I think you could pick things out of this quote and posture Bernhard into them. Contradiction–surely. Self-imposed pressure–definitely. I would also say these qualities aren’t specific to Lish, though. So-called Lishians often default into a kind of prosody that depends on physical characteristics of sound to help move meaning within a sentence. In other words, sound thematizes presence and produces the emotional effect; and sound thematization is the affect of Lishian prose. So, for example, a sentence that evokes a sharpness and harshness would have a lot of alliterative K-sounds, or something. Diane Williams’ sentences are very proud of this prose.

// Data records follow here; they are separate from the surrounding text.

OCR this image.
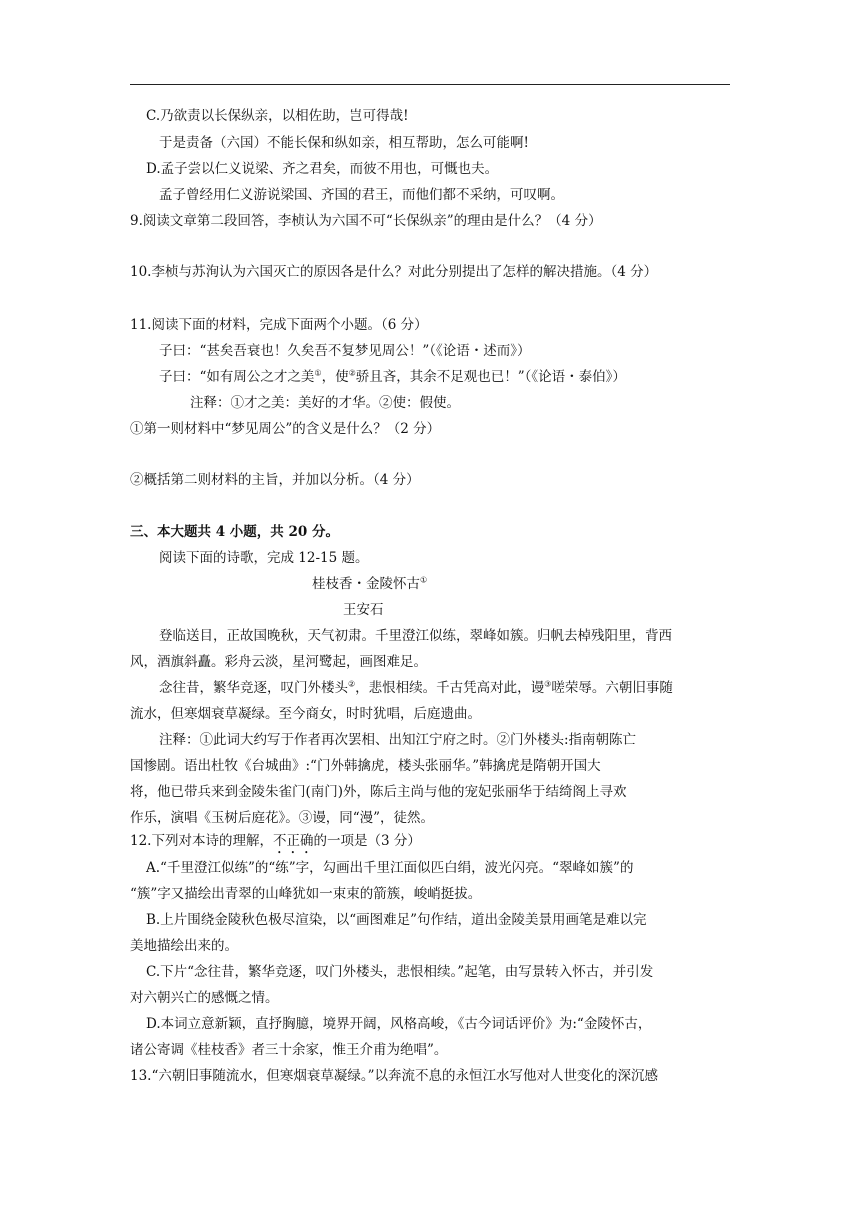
C.乃欲责以长保纵亲，以相佐助，岂可得哉!
于是责备（六国）不能长保和纵如亲，相互帮助，怎么可能啊!
D.孟子尝以仁义说梁、齐之君矣，而彼不用也，可慨也夫。
孟子曾经用仁义游说梁国、齐国的君王，而他们都不采纳，可叹啊。
9.阅读文章第二段回答，李桢认为六国不可“长保纵亲”的理由是什么？（4 分）
10.李桢与苏洵认为六国灭亡的原因各是什么？对此分别提出了怎样的解决措施。（4 分）
11.阅读下面的材料，完成下面两个小题。（6 分）
子曰：“甚矣吾衰也！久矣吾不复梦见周公！”（《论语・述而》）
子曰：“如有周公之才之美①，使②骄且吝，其余不足观也已！”（《论语・泰伯》）
注释：①才之美：美好的才华。②使：假使。
①第一则材料中“梦见周公”的含义是什么？（2 分）
②概括第二则材料的主旨，并加以分析。（4 分）
三、本大题共 4 小题，共 20 分。
阅读下面的诗歌，完成 12-15 题。
桂枝香・金陵怀古①
王安石
登临送目，正故国晚秋，天气初肃。千里澄江似练，翠峰如簇。归帆去棹残阳里，背西
风，酒旗斜矗。彩舟云淡，星河鹭起，画图难足。
念往昔，繁华竞逐，叹门外楼头②，悲恨相续。千古凭高对此，谩③嗟荣辱。六朝旧事随
流水，但寒烟衰草凝绿。至今商女，时时犹唱，后庭遗曲。
注释：①此词大约写于作者再次罢相、出知江宁府之时。②门外楼头:指南朝陈亡
国惨剧。语出杜牧《台城曲》:“门外韩擒虎，楼头张丽华。”韩擒虎是隋朝开国大
将，他已带兵来到金陵朱雀门(南门)外，陈后主尚与他的宠妃张丽华于结绮阁上寻欢
作乐，演唱《玉树后庭花》。③谩，同“漫”，徒然。
12.下列对本诗的理解，不正确的一项是（3 分）
A.“千里澄江似练”的“练”字，勾画出千里江面似匹白绢，波光闪亮。“翠峰如簇”的
“簇”字又描绘出青翠的山峰犹如一束束的箭簇，峻峭挺拔。
B.上片围绕金陵秋色极尽渲染，以“画图难足”句作结，道出金陵美景用画笔是难以完
美地描绘出来的。
C.下片“念往昔，繁华竞逐，叹门外楼头，悲恨相续。”起笔，由写景转入怀古，并引发
对六朝兴亡的感慨之情。
D.本词立意新颖，直抒胸臆，境界开阔，风格高峻，《古今词话评价》为:“金陵怀古，
诸公寄调《桂枝香》者三十余家，惟王介甫为绝唱”。
13.“六朝旧事随流水，但寒烟衰草凝绿。”以奔流不息的永恒江水写他对人世变化的深沉感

Look at this, from “One of The Great Drawbacks” in Vicky Swanky is a Beauty:
If left to themselves, they fight like fiends or yell out the great news and one of these girls is entirely out of danger.

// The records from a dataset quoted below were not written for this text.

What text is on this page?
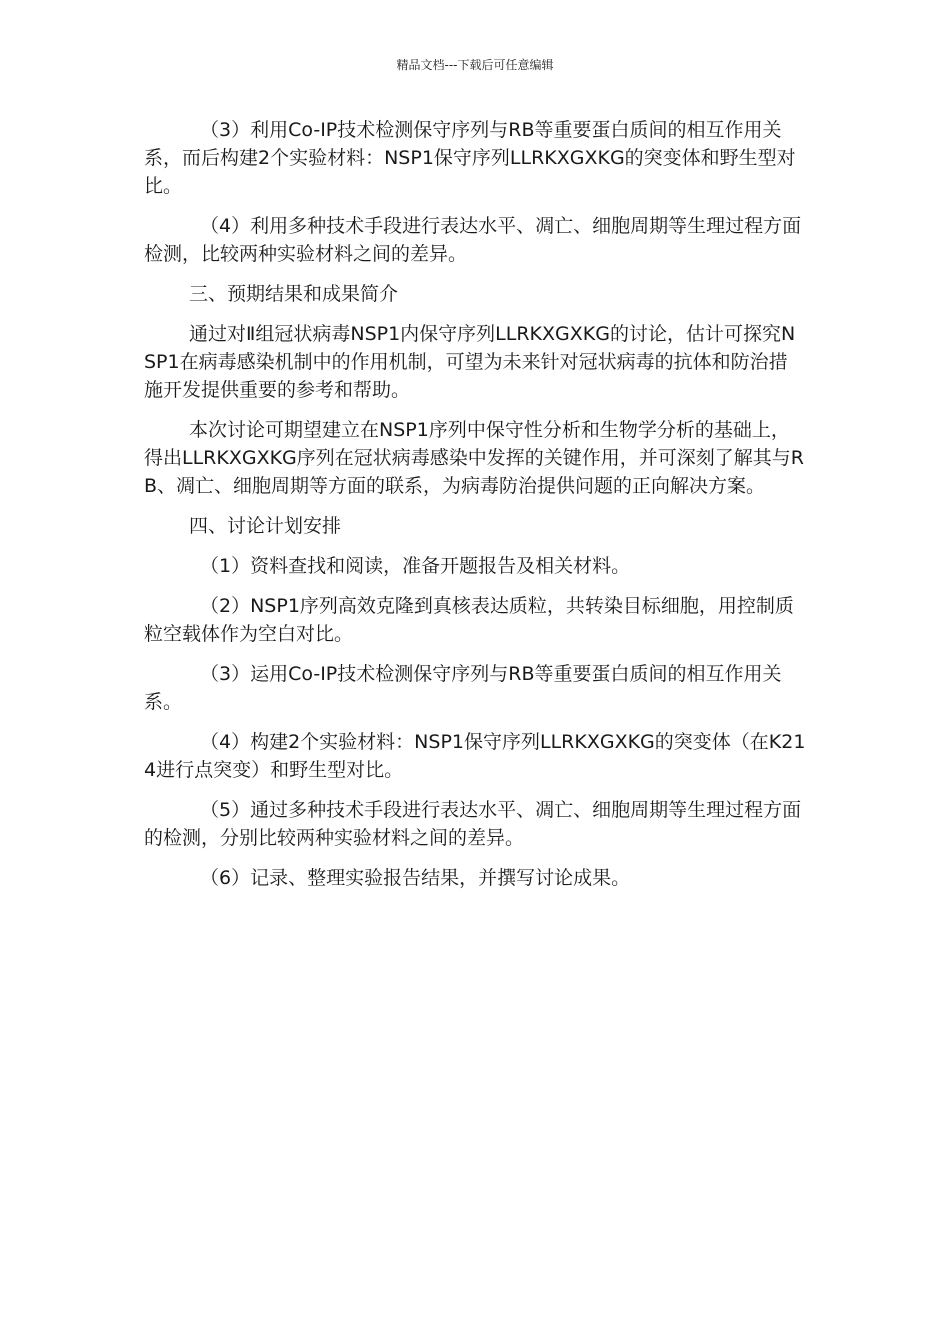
精品文档---下载后可任意编辑

（3）利用Co-IP技术检测保守序列与RB等重要蛋白质间的相互作用关系，而后构建2个实验材料：NSP1保守序列LLRKXGXKG的突变体和野生型对比。

（4）利用多种技术手段进行表达水平、凋亡、细胞周期等生理过程方面检测，比较两种实验材料之间的差异。

三、预期结果和成果简介

通过对Ⅱ组冠状病毒NSP1内保守序列LLRKXGXKG的讨论，估计可探究NSP1在病毒感染机制中的作用机制，可望为未来针对冠状病毒的抗体和防治措施开发提供重要的参考和帮助。

本次讨论可期望建立在NSP1序列中保守性分析和生物学分析的基础上，得出LLRKXGXKG序列在冠状病毒感染中发挥的关键作用，并可深刻了解其与RB、凋亡、细胞周期等方面的联系，为病毒防治提供问题的正向解决方案。

四、讨论计划安排

（1）资料查找和阅读，准备开题报告及相关材料。

（2）NSP1序列高效克隆到真核表达质粒，共转染目标细胞，用控制质粒空载体作为空白对比。

（3）运用Co-IP技术检测保守序列与RB等重要蛋白质间的相互作用关系。

（4）构建2个实验材料：NSP1保守序列LLRKXGXKG的突变体（在K214进行点突变）和野生型对比。

（5）通过多种技术手段进行表达水平、凋亡、细胞周期等生理过程方面的检测，分别比较两种实验材料之间的差异。

（6）记录、整理实验报告结果，并撰写讨论成果。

Notice the alliteration and assonance in the first part of sentence on the F-sounds, the short E’s, and long I’s. From a “craft perspective,” I guess, there’s a sense that making the sounds of the words symbiotic take precedence before plot and character. Composition first depends on making the sounds interesting, and lead the other components into the story. It’s a very different set of restrictions on the writer to depend on the physical properties of language than what Bernhard is doing.

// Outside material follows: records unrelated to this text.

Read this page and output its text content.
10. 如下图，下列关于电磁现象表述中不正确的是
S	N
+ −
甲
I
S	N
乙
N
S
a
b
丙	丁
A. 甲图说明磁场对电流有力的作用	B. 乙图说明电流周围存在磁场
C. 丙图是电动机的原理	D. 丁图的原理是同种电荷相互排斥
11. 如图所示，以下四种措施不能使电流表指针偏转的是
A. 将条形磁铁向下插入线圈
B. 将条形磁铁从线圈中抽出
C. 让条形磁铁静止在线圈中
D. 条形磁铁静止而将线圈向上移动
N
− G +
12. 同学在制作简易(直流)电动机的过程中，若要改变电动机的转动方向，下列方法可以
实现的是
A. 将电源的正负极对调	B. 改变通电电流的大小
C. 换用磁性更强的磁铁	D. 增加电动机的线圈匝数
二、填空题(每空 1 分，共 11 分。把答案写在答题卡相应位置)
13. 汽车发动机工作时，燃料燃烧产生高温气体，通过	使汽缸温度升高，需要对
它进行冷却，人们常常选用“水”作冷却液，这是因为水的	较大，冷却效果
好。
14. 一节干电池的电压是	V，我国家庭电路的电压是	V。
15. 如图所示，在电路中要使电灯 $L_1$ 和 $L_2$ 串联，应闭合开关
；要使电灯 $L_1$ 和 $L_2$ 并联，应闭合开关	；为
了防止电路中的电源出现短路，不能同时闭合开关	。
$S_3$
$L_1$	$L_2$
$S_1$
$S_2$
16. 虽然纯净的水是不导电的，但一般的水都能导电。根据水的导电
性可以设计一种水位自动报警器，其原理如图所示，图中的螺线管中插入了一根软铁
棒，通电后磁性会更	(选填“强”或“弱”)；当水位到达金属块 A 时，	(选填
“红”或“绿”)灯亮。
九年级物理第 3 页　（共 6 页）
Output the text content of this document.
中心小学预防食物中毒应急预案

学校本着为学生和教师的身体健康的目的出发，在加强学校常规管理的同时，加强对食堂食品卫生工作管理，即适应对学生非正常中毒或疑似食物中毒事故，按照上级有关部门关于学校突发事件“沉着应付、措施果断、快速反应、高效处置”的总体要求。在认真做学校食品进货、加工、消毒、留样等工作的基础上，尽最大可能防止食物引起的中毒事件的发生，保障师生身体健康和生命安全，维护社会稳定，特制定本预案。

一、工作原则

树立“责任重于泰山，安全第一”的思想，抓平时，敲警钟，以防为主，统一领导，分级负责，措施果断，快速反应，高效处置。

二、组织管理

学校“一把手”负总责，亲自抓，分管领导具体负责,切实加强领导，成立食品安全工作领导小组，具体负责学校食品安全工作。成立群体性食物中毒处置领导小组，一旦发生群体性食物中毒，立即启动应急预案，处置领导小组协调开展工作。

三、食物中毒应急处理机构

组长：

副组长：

But, I think, Bernhard is one of the most musical writers I’ve ever read. There’s a quote by him somewhere that details his focus on style, and he calls it a “theoretical music.” Where Lishians want the reader to “hear” the prose in the head, Bernhard wants her to feel the consciousness of the ostensible narrator as if she were listening to music; namely, the composition of Old Masters, or Frost, or The Loser. Bernhard’s favorite technique to achieve this effect is repetition with slight variation which, if I remember correctly, is the most infantile way to describe the classical sonata.
Incidentally, he was speaking English, which I found agreeable, but then suddenly also German, very broken German, that broken German which all Englishmen speak when they believe they know German, which, however, is never the case, Reger said, the Englishman probably wanted to speak German rather than English in order to improve his German, and after all why not, when abroad one prefers to speak the foreign language unless one is a blockhead, and so in his broken German he said that he had in fact come to Austria and to Vienna solely for the White-Bearded Man, he was not interested in the museum as a whole, not in the least, he was not one for museums, he hated museums and had always only visited them reluctantly, he had only come to the Vienna Kunsthistorisches Museum in order to study the White-Bearded Man because back home he had just such a White-Breaded Man hanging over his bed in his bedroom in Wales, in actual fact the same White-Bearded Man, the Englishman said, Reger said.
I don’t think I’ve ever read a sentence by a “Lishian” that was ever this long. Where the musicality of a Lishian sentence is in the very materiality of language, Bernhard performs his music in the construction of the melody (sentence) by arranging the phrases (clauses) in this sort of point-counterpoint call and response. English calls to German, and vice versa, and we get a sense of the character within the rant; all the phrases that repeat “German” respond to Reger finding the English “agreeable” perform his total ambivalence for the Englishman. It makes me think that “Lishian” sentences still aim for a kind of story in the traditional sense, and Bernhard’s aim to stage a mind at work, a mind paralyzed (This was touched on in the Frost post). Less a story than a confession, testimony, absurd anecdote.